Summer 2000 saw the commissioning of the Nelson and Indian River SVCs, both located in southern Delaware. That same year, PJM published its Regional Transmission Expansion Plan in which the system operator identified the need for yet another SVC. This one would be located at PHI’s 230-kV Cardiff substation near Atlantic City, N.J. Similar to the first two, the business case for Cardiff centered on the fact that static capacitors could not be switched in pre-contingency to maintain system voltages post-contingency. The Cardiff SVC was ordered in 2001 and energized prior to the summer of 2003.
All three of the SVCs deployed on the PHI system to this point were of similar design and identical size (+150MVAr /-100MVAr), the only major difference being the high side voltage rating of the transformer connecting the SVC to the transmission system. Power to the SVCs was provided from auxiliary windings in the power transformer. The main components included:
- Control and protection system;
- Thyristor controlled reactor bank (TCR);
- Thyristor switched capacitor banks (TSC);
- Harmonic filter banks;
- Power transformer; and,
- Cooling system.
Of course, no FACTS installation is entirely free of speed bumps, and PHI encountered a few along the way. For example, shortly after installation, a resonant condition was identified between the Indian River SVC and the transmission system. ABB worked with PHI to identify the cause and responded with filter modifications that took care of the problem. An additional filter bank was also installed at the Cardiff station to address the need for 11th harmonic filtering that had been identified in a detailed frequency scan study.

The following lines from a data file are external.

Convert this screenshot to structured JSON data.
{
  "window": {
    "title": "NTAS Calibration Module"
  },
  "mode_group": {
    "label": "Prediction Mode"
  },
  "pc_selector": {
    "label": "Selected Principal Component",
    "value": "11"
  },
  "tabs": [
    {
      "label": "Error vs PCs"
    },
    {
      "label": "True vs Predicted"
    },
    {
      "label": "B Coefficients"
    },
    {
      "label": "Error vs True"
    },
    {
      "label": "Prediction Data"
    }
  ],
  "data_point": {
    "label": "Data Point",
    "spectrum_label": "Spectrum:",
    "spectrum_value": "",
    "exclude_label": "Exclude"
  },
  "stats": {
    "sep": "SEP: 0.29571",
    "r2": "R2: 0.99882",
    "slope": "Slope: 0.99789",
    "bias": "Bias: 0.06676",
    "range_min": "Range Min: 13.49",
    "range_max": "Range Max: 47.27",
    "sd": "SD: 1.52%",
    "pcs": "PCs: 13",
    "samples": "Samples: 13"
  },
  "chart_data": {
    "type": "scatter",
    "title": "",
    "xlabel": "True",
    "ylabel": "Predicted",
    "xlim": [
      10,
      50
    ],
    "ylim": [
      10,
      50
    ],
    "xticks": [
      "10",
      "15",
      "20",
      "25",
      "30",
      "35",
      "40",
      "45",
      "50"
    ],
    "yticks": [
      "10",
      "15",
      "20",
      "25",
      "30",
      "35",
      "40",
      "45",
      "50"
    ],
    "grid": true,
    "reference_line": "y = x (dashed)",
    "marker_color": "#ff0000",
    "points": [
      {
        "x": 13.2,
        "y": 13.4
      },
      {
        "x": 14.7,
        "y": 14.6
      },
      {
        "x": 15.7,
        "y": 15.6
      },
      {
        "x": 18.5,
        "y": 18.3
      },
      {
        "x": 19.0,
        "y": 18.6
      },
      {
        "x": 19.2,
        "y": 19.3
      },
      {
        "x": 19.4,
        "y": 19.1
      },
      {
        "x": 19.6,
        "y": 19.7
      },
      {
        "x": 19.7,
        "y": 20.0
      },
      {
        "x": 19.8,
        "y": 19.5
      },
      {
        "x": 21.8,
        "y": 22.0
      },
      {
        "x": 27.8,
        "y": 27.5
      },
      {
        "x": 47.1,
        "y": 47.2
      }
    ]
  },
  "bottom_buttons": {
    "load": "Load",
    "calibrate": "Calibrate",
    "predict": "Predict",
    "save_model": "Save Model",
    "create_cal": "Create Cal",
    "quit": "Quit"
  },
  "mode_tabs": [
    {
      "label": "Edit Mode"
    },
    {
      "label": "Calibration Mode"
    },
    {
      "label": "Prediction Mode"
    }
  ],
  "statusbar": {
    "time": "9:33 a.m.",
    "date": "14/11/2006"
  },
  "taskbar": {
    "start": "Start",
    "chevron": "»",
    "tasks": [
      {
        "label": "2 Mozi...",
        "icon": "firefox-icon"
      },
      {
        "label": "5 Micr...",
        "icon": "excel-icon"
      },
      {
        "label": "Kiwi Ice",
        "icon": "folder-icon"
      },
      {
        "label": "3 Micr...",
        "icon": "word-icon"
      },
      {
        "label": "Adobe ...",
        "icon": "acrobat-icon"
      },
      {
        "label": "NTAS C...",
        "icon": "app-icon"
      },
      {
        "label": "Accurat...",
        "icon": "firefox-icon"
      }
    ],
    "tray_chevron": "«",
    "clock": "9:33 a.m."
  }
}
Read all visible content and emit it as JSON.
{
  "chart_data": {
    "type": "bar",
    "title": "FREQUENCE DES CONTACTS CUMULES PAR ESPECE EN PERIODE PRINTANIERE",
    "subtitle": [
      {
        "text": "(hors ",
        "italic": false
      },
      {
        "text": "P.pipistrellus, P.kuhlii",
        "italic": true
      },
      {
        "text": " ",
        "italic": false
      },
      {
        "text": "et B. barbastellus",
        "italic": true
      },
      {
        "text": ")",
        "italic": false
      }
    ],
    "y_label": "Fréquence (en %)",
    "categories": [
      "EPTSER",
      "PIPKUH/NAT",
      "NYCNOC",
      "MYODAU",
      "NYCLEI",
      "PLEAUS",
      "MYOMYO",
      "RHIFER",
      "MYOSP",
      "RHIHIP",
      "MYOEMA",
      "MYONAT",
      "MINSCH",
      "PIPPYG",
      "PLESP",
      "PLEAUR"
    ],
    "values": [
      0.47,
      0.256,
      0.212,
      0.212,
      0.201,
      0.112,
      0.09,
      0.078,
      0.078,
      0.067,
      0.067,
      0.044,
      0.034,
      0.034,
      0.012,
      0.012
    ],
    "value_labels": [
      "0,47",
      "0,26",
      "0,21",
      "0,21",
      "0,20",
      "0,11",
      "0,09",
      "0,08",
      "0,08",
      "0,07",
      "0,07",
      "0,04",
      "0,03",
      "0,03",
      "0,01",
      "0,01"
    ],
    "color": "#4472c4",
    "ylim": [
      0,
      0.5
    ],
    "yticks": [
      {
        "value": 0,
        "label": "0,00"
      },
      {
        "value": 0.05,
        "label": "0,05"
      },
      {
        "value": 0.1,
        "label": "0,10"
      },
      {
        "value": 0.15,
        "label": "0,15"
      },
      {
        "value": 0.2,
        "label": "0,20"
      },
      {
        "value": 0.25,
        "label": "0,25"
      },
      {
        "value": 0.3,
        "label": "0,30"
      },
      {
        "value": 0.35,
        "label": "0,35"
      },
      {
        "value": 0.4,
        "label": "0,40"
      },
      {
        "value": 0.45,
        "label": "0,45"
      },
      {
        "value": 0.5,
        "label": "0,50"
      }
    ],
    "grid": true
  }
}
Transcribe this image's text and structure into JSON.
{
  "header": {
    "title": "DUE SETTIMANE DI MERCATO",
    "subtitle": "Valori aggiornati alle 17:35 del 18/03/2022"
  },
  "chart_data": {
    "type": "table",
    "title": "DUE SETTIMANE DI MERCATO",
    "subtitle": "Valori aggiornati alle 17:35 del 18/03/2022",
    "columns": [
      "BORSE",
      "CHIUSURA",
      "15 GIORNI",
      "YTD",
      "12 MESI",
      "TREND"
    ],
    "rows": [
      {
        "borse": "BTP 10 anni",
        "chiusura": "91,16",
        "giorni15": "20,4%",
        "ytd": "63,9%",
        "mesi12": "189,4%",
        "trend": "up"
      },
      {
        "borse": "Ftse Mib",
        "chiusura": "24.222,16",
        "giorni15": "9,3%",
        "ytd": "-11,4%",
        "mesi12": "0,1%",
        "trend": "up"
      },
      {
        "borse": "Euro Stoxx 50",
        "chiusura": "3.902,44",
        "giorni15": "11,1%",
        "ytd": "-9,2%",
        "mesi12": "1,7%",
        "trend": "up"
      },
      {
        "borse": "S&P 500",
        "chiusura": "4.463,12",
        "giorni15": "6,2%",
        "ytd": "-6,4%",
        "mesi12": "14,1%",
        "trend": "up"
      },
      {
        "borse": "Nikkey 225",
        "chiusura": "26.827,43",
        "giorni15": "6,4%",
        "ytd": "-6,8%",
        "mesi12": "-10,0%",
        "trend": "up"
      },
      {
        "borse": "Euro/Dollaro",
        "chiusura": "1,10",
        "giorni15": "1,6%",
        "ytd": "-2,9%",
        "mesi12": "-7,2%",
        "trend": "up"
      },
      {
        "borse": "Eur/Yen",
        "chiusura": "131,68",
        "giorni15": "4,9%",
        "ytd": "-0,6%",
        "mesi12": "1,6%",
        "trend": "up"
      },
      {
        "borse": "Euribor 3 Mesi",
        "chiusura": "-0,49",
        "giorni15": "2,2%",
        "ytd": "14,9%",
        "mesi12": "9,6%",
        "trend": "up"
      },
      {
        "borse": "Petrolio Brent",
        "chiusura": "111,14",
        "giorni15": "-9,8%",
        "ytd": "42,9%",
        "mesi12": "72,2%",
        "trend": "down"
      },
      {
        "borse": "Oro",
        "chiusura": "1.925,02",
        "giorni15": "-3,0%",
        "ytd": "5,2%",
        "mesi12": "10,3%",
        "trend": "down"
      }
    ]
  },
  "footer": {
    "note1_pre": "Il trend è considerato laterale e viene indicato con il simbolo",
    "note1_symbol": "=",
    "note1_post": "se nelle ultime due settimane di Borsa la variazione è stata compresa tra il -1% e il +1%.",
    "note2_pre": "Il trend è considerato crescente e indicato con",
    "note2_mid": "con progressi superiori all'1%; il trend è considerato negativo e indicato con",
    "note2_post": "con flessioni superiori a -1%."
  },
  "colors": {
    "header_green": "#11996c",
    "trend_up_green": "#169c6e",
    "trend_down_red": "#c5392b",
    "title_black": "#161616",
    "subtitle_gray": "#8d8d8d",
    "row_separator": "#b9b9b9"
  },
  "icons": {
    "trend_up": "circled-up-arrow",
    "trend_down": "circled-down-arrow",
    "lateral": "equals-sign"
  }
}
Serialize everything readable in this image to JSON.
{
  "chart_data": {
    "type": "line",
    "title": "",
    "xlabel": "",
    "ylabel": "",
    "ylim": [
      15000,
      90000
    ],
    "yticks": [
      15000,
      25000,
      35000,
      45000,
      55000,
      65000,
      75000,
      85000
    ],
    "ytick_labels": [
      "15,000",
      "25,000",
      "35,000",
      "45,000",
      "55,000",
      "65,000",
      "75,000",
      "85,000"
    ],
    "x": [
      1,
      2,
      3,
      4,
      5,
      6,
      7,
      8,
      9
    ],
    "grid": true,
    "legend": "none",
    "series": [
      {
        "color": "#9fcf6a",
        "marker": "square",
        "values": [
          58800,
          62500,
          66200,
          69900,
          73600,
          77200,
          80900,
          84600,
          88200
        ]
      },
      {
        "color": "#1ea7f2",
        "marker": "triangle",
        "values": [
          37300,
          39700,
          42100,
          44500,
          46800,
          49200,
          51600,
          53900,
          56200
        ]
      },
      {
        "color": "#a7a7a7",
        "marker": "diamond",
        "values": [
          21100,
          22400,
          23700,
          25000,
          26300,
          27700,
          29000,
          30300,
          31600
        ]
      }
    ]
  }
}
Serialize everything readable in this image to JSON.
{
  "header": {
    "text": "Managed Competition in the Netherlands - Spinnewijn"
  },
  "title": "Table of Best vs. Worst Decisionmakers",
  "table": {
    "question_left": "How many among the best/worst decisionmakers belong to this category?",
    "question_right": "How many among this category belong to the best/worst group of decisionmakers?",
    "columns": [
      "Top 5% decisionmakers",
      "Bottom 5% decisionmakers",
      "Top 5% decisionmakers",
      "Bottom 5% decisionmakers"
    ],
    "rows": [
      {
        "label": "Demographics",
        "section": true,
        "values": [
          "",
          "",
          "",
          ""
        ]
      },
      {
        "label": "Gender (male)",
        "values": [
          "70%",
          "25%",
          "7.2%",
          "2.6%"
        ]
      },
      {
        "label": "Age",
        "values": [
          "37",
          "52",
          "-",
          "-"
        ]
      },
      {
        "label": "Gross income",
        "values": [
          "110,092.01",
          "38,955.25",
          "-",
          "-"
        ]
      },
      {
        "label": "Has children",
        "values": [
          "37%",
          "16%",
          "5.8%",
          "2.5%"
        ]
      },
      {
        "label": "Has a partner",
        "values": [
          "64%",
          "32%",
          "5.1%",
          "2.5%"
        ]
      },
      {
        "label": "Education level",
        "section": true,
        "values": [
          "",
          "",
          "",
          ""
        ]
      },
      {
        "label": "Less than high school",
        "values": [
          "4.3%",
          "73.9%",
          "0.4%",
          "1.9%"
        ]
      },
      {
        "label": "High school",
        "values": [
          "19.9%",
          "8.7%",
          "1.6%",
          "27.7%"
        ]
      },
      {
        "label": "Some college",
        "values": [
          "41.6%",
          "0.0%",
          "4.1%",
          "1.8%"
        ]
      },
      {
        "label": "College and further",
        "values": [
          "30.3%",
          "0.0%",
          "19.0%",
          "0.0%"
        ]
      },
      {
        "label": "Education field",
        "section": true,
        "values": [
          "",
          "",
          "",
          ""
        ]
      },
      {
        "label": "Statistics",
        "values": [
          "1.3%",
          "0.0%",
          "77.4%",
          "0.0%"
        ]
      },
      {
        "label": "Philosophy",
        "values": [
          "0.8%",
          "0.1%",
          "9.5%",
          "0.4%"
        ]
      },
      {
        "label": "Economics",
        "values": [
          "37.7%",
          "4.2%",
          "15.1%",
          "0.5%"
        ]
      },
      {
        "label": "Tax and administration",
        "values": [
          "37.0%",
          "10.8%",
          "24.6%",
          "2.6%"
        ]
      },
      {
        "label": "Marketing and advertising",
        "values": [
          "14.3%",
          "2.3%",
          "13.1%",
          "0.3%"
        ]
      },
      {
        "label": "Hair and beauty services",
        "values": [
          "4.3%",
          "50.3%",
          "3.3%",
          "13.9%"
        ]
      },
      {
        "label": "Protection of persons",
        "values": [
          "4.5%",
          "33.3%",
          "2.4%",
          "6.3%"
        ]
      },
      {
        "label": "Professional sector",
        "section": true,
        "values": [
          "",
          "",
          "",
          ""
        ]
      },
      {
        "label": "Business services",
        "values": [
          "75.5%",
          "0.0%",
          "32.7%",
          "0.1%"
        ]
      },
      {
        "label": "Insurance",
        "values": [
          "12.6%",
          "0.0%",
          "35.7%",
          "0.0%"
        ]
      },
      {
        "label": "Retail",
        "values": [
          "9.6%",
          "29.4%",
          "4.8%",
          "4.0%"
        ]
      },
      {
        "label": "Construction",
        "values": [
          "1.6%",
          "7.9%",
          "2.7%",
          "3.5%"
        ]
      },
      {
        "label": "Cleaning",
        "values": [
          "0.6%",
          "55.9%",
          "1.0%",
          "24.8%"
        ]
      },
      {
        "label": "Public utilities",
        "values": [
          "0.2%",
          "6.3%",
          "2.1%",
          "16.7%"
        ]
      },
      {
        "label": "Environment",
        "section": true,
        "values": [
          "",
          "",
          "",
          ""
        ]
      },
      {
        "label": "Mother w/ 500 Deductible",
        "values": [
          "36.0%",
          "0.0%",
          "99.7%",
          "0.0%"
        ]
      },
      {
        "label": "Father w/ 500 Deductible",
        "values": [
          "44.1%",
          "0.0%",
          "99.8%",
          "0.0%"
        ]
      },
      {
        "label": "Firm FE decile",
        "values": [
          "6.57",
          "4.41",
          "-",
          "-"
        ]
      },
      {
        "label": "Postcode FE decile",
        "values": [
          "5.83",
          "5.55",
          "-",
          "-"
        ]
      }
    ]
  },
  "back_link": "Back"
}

Other issues came up in the operation of the SVCs. The introduction of any equipment with such a direct impact on operations is bound to produce some challenges. Some of the adjustments included allowing the SVCs to do what they were designed to do, and only switch in other local capacitors if needed.
Training was instrumental in making for a smooth transition. ABB provided a two-day session for engineering, field supervision and system operations staff as well as a one-day course for field workers. The latter was done after the SVC was placed into service so the training could take place on the actual equipment. There was even training on how to use the capacitor can lifting device, which field crews put into practice a year later when PHI experienced a can failure.
PHI’s work with SVCs over the past several years has given the company invaluable experience with these devices. So, when PJM’s most recent Regional Transmission Expansion Plan called for a fourth FACTS installation on PHI’s system, the process was a familiar one. PHI’s fourth SVC will be installed at the 230-kV Dennis substation in the Atlantic region, and is slated to be online by the end of 2007. PHI’s past experience has allowed the company to provide valuable feedback to ABB so that the Dennis SVC will incorporate a variety of improvements and new features such as redundant control systems, integrated cooling system control (with redundant sensors), and an elevated bus structure entering the valve hall.
PHI’s SVCs have proven to be very reliable. The company continues to contribute to the advancement of the technology by providing operational feedback and suggestions for improvements. As the demands on the transmission system continue to increase, the role of SVCs-and FACTS devices in general-in enhancing system reliability is likely to expand.